Sumoylation regulates the stability and nuclease activity of Saccharomyces cerevisiae Dna2
Published on Dec 1, 2019
· DOI :10.1038/s42003-019-0428-0
Dna2 is an essential nuclease-helicase that acts in several distinct DNA metabolic pathways including DNA replication and recombination. To balance these functions and prevent unscheduled DNA degradation, Dna2 activities must be regulated. Here we show that Saccharomyces cerevisiae Dna2 function is controlled by sumoylation. We map the sumoylation sites to the N-terminal regulatory domain of Dna2 and show that in vitro sumoylation of recombinant Dna2 impairs its nuclease but not helicase activity. In cells, the total levels of the non-sumoylatable Dna2 variant are elevated. However, non-sumoylatable Dna2 shows impaired nuclear localization and reduced recruitment to foci upon DNA damage.
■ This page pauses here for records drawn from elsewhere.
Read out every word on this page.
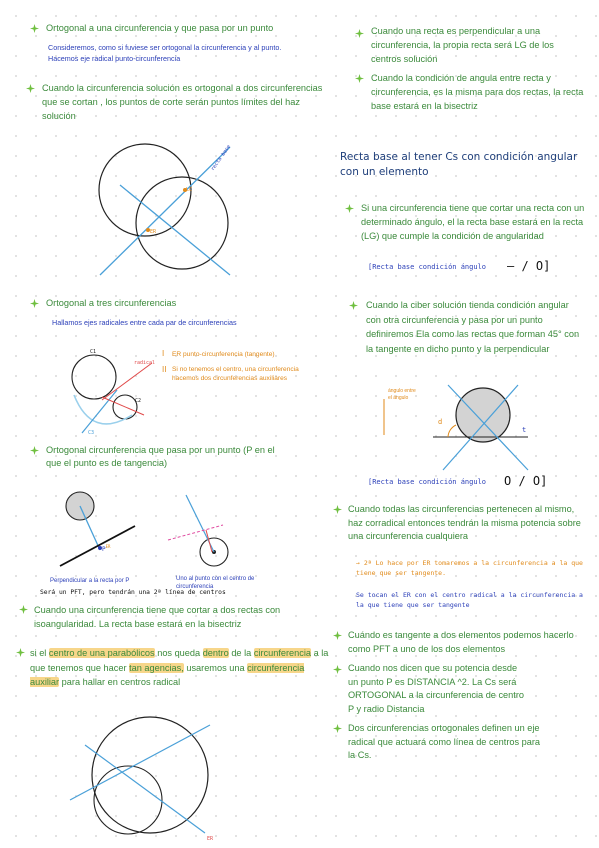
Ortogonal a una circunferencia y que pasa por un punto
Consideremos, como si fuviese ser ortogonal la circunferencia y al punto. Hacemos eje radical punto-circunferencia
Cuando la circunferencia solución es ortogonal a dos circunferencias que se cortan , los puntos de corte serán puntos límites del haz solución
LC
ER
recta base
Ortogonal a tres circunferencias
Hallamos ejes radicales entre cada par de circunferencias
C1
C2
C3
radical
I ER punto-circunferencia (tangente)
II Si no tenemos el centro, una circunferencia hacemos dos circunferencias auxiliares
Ortogonal circunferencia que pasa por un punto (P en el que el punto es de tangencia)
$P^{ER}$
Perpendicular a la recta por P	Uno al punto con el centro de circunferencia
Será un PFT, pero tendrán una 2ª línea de centros
Cuando una circunferencia tiene que cortar a dos rectas con isoangularidad. La recta base estará en la bisectriz
si el centro de una parabólicos nos queda dentro de la circunferencia a la que tenemos que hacer tan agencias, usaremos una circunferencia auxiliar para hallar en centros radical
ER
Cuando una recta es perpendicular a una circunferencia, la propia recta será LG de los centros solución
Cuando la condición de angula entre recta y circunferencia, es la misma para dos rectas, la recta base estará en la bisectriz
Recta base al tener Cs con condición angular con un elemento
Si una circunferencia tiene que cortar una recta con un determinado ángulo, el la recta base estará en la recta (LG) que cumple la condición de angularidad
[Recta base condición ángulo — / O]
Cuando la ciber solución tienda condición angular con otra circunferencia y pasa por un punto definiremos Ela como las rectas que forman 45° con la tangente en dicho punto y la perpendicular
ángulo entre el ángulo
d
t
[Recta base condición ángulo O / O]
Cuando todas las circunferencias pertenecen al mismo, haz corradical entonces tendrán la misma potencia sobre una circunferencia cualquiera
→ 2ª Lo hace por ER tomaremos a la circunferencia a la que tiene que ser tangente.
Se tocan el ER con el centro radical a la circunferencia a la que tiene que ser tangente
Cuándo es tangente a dos elementos podemos hacerlo como PFT a uno de los dos elementos
Cuando nos dicen que su potencia desde un punto P es DISTANCIA ^2. La Cs será ORTOGONAL a la circunferencia de centro P y radio Distancia
Dos circunferencias ortogonales definen un eje radical que actuará como línea de centros para la Cs.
Non-sumoylatable Dna2 reduces the rate of DNA end resection, as well as impedes cell growth and cell cycle progression through S phase. Taken together, these findings show that in addition to Dna2 phosphorylation described previously, Dna2 sumoylation is required for the homeostasis of the Dna2 protein function to promote genome stability. Ranhja et al. find that budding yeast Dna2 is modified by sumoylation, and that sumoylation reduces the nuclease, but not helicase activity of Dna2 in vitro. In cells, expression of a Dna2 version that cannot be sumoylated leads to impaired DNA end resection and cell division.